When you enable Automatic Scoring, the platform evaluates the question based on the selected scoring metric and configuration.

The system generates the score automatically and displays it in the candidate report.

Manual scoring

You can use manual scoring when Automatic Scoring is disabled or when a submission requires manual review.

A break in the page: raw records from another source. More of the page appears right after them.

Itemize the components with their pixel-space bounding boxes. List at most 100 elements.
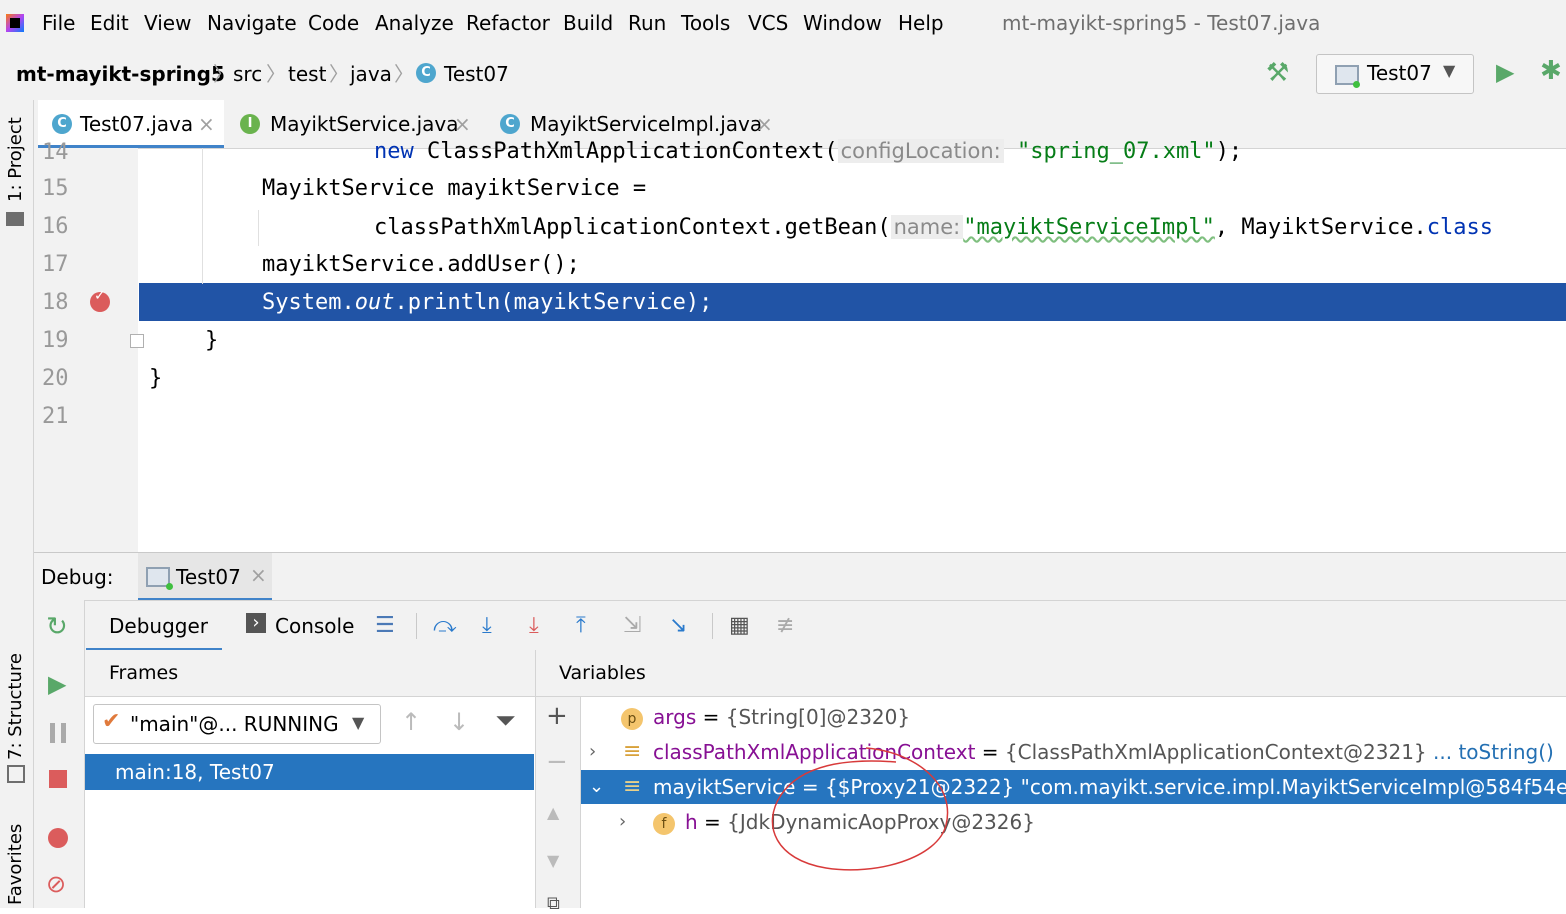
force-step-into-icon[interactable]: ⤓ [529,613,539,639]
mute-breakpoints-icon[interactable]: ⊘ [46,870,66,898]
project-tool-button[interactable]: 1: Project [5,117,26,202]
chevron-right-icon[interactable]: › [619,805,626,839]
running-dot-icon [166,583,173,590]
debug-bug-icon[interactable]: ✱ [1540,56,1562,86]
filter-icon[interactable]: ⏷ [495,706,516,737]
menu-window[interactable]: Window [803,10,882,36]
variable-name: h [685,810,698,834]
run-icon[interactable]: ▶ [1496,58,1514,86]
move-up-icon[interactable]: ▲ [547,803,559,822]
menu-build[interactable]: Build [563,10,613,36]
console-icon: › [246,613,266,633]
build-hammer-icon[interactable]: ⚒ [1266,58,1289,88]
menu-tools[interactable]: Tools [681,10,730,36]
red-annotation-circle [771,747,949,871]
structure-icon [7,765,25,783]
chevron-down-icon[interactable]: ⌄ [589,770,604,804]
variable-row[interactable]: › ≡ classPathXmlApplicationContext = {Cl… [581,735,1566,769]
breadcrumb-java[interactable]: java [350,61,392,87]
variable-row[interactable]: › f h = {JdkDynamicAopProxy@2326} [581,805,1566,839]
code-field: out [354,290,395,315]
menu-refactor[interactable]: Refactor [466,10,550,36]
close-icon[interactable]: × [198,100,215,148]
stop-icon[interactable] [49,770,67,788]
remove-watch-icon[interactable]: − [546,747,568,777]
code-line-19[interactable]: } [205,322,218,360]
menu-code[interactable]: Code [308,10,359,36]
variable-row-selected[interactable]: ⌄ ≡ mayiktService = {$Proxy21@2322} "com… [581,770,1566,804]
toolbar-divider [712,613,713,639]
menu-edit[interactable]: Edit [90,10,129,36]
menu-help[interactable]: Help [898,10,944,36]
add-watch-icon[interactable]: + [546,701,568,731]
variable-value: {String[0]@2320} [725,705,911,729]
line-number: 19 [42,328,69,353]
menu-file[interactable]: File [42,10,75,36]
tab-label: Test07.java [80,112,194,136]
run-config-select[interactable]: Test07 ▼ [1316,54,1474,94]
tab-label: Debugger [109,614,208,638]
code-line-20[interactable]: } [149,360,162,398]
pause-icon[interactable] [50,723,66,743]
to-string-link[interactable]: ... toString() [1433,740,1554,764]
debug-label: Debug: [41,565,114,589]
move-down-icon[interactable]: ▼ [547,851,559,870]
variable-equals: = [975,740,1005,764]
code-text: ClassPathXmlApplicationContext( [413,139,838,164]
run-to-cursor-icon[interactable]: ↘ [669,613,687,639]
breadcrumb-project[interactable]: mt-mayikt-spring5 [16,61,225,87]
show-execution-point-icon[interactable]: ⤼ [433,613,457,639]
structure-tool-button[interactable]: 7: Structure [5,653,26,760]
frame-row-selected[interactable]: main:18, Test07 [85,754,534,790]
previous-frame-icon[interactable]: ↑ [401,708,421,736]
code-text: classPathXmlApplicationContext.getBean( [374,215,891,240]
step-out-icon[interactable]: ⤒ [576,613,586,639]
tab-console[interactable]: › Console [238,601,368,649]
thread-select[interactable]: ✔ "main"@... RUNNING ▼ [93,704,381,744]
rerun-icon[interactable]: ↻ [46,612,68,642]
breadcrumb-class[interactable]: Test07 [444,61,509,87]
variables-panel: Variables + − ▲ ▼ ⧉ p args = {String[0]@… [536,650,1566,914]
debug-session-tab[interactable]: Test07 × [138,553,272,601]
menu-analyze[interactable]: Analyze [375,10,454,36]
code-text: , MayiktService. [1214,215,1427,240]
menu-view[interactable]: View [144,10,191,36]
breadcrumb-test[interactable]: test [288,61,326,87]
breadcrumb-separator: 〉 [394,62,414,86]
step-over-icon[interactable]: ⤓ [482,613,492,639]
code-line-15[interactable]: MayiktService mayiktService = [262,170,646,208]
trace-settings-icon[interactable]: ≢ [776,613,794,639]
fold-marker-icon[interactable] [130,334,144,348]
code-line-16[interactable]: classPathXmlApplicationContext.getBean(n… [374,208,1493,247]
menu-vcs[interactable]: VCS [748,10,788,36]
layout-menu-icon[interactable]: ☰ [375,613,395,639]
copy-icon[interactable]: ⧉ [547,893,560,914]
favorites-tool-button[interactable]: Favorites [5,824,26,905]
code-line-18[interactable]: System.out.println(mayiktService); [262,284,712,322]
view-breakpoints-icon[interactable] [48,828,68,848]
running-dot-icon [1353,81,1360,88]
code-line-17[interactable]: mayiktService.addUser(); [262,246,580,284]
line-number: 17 [42,252,69,277]
chevron-right-icon[interactable]: › [589,735,596,769]
menu-run[interactable]: Run [628,10,666,36]
param-hint: name: [890,215,964,239]
breakpoint-icon[interactable]: ✓ [90,288,110,312]
local-variable-icon: ≡ [623,739,642,764]
variable-row[interactable]: p args = {String[0]@2320} [581,700,1566,734]
evaluate-expression-icon[interactable]: ▦ [729,613,750,639]
resume-icon[interactable]: ▶ [48,670,66,698]
left-tool-strip: 1: Project 7: Structure Favorites [0,100,34,908]
app-logo-icon [6,14,24,32]
code-line-14[interactable]: new ClassPathXmlApplicationContext(confi… [374,132,1242,171]
window-title: mt-mayikt-spring5 - Test07.java [1002,11,1321,35]
breadcrumb-src[interactable]: src [233,61,262,87]
tab-debugger[interactable]: Debugger [86,601,222,651]
thread-label: "main"@... RUNNING [130,712,339,736]
drop-frame-icon[interactable]: ⇲ [623,613,641,639]
next-frame-icon[interactable]: ↓ [449,708,469,736]
editor-gutter: 14 15 16 17 18 19 20 21 ✓ [34,140,144,552]
close-icon[interactable]: × [250,563,267,587]
frame-label: main:18, Test07 [115,760,275,784]
menu-navigate[interactable]: Navigate [207,10,297,36]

To manually score a question:

Open the candidate’s Detailed Test Report. For more information, see 📄 Viewing a Candidate's Detailed Test Report.
Expand Problem Statement.
Scroll to Interviewer Guidelines. This section may include the solution notebook and evaluation criteria.
Review the candidate’s submitted solution using one of the following options:
- Download the submission as a ZIP file.
- Launch a temporary VS Code session.
Launching a VS Code session allows you to:
- Review all submitted files
- Run data cells and scripts
- Explore the submission environment

Enter the score in the Score field after you complete your review.